La probabilité et la gravité des abus de pouvoir et des vols de données et d’identité, loin de diminuer, deviennent alors plus grandes. On pourra bien chercher toutes sortes de solutions technologiques, le risque demeurera toujours grand aussi longtemps qu’on persistera à collecter et à centraliser toutes sortes de données sur nous et qu’on multipliera les occasions dans lesquelles il nous faudra nous identifier et fournir des informations et des documents sur nous. La meilleure manière de nous protéger contre le vol de données et l’usurpation d’identité, c’est de réduire considérablement cette collecte de données et les cas où il est nécessaire d’authentifier notre identité, sur internet et dans le monde réel. Et la meilleure manière de nous protéger contre les abus de pouvoir des corporations et des gouvernements, c’est de ne pas leur donner les moyens de commettre ces abus.

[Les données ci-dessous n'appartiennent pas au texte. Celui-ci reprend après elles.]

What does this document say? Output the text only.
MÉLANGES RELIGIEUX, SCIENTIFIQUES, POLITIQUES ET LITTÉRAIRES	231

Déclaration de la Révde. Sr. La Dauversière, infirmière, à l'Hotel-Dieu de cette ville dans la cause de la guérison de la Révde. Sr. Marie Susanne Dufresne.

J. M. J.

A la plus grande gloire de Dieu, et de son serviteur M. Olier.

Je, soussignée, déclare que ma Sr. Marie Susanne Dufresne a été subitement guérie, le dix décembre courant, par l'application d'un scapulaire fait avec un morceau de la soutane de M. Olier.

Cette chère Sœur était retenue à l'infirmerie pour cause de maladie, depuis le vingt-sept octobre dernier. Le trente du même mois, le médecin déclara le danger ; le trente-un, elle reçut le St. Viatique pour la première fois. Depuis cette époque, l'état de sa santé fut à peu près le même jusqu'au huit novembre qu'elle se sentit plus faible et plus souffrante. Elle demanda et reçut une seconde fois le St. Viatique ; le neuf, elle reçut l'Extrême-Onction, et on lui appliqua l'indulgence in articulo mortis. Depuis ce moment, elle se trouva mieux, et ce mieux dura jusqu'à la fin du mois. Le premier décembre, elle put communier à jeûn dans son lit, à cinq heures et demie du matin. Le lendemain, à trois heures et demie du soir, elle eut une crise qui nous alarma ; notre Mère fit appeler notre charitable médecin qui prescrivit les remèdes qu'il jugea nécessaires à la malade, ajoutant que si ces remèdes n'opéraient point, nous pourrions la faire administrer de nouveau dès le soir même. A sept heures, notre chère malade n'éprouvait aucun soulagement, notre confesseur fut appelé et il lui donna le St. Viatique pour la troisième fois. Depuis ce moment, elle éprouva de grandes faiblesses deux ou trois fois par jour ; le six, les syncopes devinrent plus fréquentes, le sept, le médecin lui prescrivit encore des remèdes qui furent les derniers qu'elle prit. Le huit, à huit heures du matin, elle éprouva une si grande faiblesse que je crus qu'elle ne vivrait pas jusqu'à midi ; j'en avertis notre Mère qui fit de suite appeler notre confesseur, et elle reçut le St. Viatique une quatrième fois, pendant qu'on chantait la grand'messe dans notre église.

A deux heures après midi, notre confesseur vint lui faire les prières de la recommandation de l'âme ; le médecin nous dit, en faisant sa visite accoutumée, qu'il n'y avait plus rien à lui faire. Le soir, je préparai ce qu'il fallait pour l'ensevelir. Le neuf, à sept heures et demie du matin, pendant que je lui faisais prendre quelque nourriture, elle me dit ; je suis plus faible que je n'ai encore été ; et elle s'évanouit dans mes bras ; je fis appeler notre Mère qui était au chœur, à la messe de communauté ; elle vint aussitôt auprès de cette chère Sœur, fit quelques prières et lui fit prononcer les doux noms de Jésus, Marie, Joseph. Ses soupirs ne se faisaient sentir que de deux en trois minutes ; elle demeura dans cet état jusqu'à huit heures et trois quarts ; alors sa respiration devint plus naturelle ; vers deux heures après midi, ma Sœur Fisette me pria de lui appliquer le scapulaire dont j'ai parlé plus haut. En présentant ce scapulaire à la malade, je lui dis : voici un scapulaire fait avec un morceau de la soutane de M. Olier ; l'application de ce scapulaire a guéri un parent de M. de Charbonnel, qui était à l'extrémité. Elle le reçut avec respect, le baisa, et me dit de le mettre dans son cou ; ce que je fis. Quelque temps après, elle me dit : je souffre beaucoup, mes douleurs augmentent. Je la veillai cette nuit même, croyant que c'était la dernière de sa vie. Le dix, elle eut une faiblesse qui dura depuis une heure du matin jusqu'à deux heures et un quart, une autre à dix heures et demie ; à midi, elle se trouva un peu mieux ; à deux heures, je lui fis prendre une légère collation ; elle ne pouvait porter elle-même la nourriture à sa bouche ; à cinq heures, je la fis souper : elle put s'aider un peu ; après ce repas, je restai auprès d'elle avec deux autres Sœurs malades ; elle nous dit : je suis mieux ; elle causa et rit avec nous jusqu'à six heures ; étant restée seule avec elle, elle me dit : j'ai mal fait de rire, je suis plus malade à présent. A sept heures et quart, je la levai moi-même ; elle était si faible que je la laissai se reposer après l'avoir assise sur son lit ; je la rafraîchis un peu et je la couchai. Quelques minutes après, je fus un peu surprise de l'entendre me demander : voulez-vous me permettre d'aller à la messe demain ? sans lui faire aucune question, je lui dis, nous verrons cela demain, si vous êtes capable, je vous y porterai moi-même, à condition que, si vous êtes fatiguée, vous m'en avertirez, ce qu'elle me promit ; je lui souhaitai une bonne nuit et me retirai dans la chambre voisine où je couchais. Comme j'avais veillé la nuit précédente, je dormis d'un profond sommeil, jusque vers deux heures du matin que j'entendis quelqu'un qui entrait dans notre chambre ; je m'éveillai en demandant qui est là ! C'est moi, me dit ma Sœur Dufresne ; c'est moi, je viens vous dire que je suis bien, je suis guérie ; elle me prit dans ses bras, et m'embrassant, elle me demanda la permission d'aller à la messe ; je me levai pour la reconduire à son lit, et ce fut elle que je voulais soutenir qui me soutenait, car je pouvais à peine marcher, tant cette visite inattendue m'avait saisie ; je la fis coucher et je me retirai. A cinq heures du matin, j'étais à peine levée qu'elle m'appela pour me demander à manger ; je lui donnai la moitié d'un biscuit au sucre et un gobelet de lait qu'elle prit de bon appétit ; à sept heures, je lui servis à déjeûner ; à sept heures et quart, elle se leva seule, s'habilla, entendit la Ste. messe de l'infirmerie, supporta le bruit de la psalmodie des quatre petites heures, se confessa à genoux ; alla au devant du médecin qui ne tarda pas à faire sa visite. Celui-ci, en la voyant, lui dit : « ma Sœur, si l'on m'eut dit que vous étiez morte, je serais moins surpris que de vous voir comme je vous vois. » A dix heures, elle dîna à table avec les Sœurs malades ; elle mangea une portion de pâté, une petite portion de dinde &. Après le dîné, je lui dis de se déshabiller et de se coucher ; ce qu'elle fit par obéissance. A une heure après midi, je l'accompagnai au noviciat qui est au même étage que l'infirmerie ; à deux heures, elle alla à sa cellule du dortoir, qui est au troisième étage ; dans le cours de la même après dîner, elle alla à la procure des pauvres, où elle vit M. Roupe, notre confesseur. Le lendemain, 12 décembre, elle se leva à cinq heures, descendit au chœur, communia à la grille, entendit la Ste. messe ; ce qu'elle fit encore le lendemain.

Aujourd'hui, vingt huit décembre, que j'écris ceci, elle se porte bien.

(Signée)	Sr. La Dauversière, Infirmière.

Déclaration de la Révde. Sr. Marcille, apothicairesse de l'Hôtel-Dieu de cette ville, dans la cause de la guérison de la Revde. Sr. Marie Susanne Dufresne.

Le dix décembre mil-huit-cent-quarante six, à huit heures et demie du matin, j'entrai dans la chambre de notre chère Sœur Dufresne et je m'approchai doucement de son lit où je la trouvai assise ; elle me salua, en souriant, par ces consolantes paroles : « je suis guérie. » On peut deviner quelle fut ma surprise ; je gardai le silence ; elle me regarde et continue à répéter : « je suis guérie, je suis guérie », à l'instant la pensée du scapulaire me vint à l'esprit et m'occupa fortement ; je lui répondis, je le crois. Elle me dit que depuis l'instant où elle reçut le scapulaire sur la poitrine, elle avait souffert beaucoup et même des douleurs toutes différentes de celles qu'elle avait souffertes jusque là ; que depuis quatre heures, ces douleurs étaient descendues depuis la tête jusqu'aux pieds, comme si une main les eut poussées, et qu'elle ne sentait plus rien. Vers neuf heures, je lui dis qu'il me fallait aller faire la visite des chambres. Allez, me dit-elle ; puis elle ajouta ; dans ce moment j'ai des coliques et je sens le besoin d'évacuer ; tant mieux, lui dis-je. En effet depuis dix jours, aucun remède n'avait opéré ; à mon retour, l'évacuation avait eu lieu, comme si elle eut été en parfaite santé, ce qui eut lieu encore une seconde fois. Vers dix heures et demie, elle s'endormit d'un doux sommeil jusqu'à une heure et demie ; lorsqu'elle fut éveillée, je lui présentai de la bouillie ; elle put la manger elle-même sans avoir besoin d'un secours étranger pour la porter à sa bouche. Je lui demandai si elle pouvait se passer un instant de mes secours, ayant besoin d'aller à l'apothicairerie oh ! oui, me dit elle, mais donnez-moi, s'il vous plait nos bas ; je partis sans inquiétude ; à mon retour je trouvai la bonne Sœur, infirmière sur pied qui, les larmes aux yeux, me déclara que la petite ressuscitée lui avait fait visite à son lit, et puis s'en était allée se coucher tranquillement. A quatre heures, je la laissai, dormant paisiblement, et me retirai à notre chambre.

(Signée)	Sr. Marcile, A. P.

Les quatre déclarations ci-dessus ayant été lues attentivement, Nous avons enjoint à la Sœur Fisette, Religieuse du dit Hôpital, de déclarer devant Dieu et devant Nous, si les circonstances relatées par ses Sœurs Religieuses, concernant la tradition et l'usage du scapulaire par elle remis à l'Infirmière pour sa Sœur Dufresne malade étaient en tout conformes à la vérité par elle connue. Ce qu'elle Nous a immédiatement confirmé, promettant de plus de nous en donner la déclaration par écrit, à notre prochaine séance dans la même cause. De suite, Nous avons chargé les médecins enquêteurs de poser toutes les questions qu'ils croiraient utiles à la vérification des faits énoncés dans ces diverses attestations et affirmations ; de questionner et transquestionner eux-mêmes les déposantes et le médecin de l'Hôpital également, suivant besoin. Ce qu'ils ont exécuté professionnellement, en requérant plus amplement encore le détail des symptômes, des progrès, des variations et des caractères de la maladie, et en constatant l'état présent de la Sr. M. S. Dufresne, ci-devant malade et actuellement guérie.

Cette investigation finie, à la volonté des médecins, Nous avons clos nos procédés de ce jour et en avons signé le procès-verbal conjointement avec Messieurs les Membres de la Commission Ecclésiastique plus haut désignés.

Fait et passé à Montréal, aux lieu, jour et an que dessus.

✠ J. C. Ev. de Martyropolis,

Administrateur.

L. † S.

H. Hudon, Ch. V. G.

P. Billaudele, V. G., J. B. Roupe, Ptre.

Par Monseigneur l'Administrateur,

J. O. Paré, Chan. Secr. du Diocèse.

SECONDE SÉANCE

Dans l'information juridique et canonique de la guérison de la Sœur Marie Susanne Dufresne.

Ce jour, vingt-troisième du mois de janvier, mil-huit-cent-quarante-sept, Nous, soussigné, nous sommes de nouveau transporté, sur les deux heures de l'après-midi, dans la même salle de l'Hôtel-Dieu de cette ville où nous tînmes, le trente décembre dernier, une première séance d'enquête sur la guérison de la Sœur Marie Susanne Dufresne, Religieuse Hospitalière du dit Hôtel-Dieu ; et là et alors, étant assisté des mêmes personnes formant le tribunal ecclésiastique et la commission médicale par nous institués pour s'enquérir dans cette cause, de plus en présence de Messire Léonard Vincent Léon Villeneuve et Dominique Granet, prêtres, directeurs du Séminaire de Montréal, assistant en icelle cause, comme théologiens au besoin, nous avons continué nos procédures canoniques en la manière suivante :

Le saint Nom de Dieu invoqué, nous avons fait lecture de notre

En fait, ce vers quoi nous allons, et ce dans quoi nous sommes déjà dans une certaine mesure, c’est une situation où le vol des données collectées sur nous n’est même plus nécessaire, ou ne constitue pas le principal risque contre lequel il faut nous protéger, car ces données deviennent directement ou indirectement accessibles aux organisations publiques et privées qui sont intimement liées et impliquées dans cette grande opération de surveillance policière en train de se mettre en place, et qui peuvent certainement nous nuire beaucoup plus, en tant qu’individus et sociétés, que des groupes de pirates informatiques indépendants ou même liés au crime organisé. Et c’est sans parler du risque de vente par ces organisations des données collectées sur nous à d’autres organisations publiques et privées, peut-être étrangères, par exemple américaines. La situation est aggravée par le fait que nous devons faire confiance à toutes sortes d’organisations et de personnes que nous connaissons mal ou que nous ne connaissons même pas, puisque nos gouvernements œuvrent dans l’ombre et ne nous informent pas sur toutes les organisations impliquées de près ou de loin dans les projets d’identité numérique, d’utilisation de la biométrie, et de tout ce qui peut s’y rattacher progressivement. Par conséquent, comment aurions-nous les moyens de vérifier l’ampleur des données qui sont et qui seront collectées sur nous, et ce que font ou pourraient faire de ces données les organisations publiques et privées impliquées, mais qui restent souvent dans l’ombre ? Mais qu’importe aux yeux de ces organisations : nous devrions être transparents à leur égard et ne pas y voir de problème si nous n’avons rien à cacher. Pour leur part, ces organisations, qui n’admettent la réciprocité dans leurs rapports avec nous, peuvent nous cacher une foule de choses, ou nous en montrer seulement ce qu’elles désirent. Ce qui devrait nous rendre méfiants, car nous avons certainement des informations que nous ne voulons pas rendre accessibles et que nous voulons cacher à ces organisations et à ces personnes qui manquent de transparence et qui devraient accepter d’être transparentes si elles n’ont rien à nous cacher.

Toutefois, nos gouvernements, les médias de masse et les corporations impliquées dans ces projets continuent de réclamer la même chose de nous : il nous faut leur faire confiance, et ce, sans la moindre garantie. Ils n’en démordent pas. Penseraient-ils que nous avons tous une cervelle d’oiseau ? Hélas, ils n’ont peut-être pas tort dans beaucoup de cas !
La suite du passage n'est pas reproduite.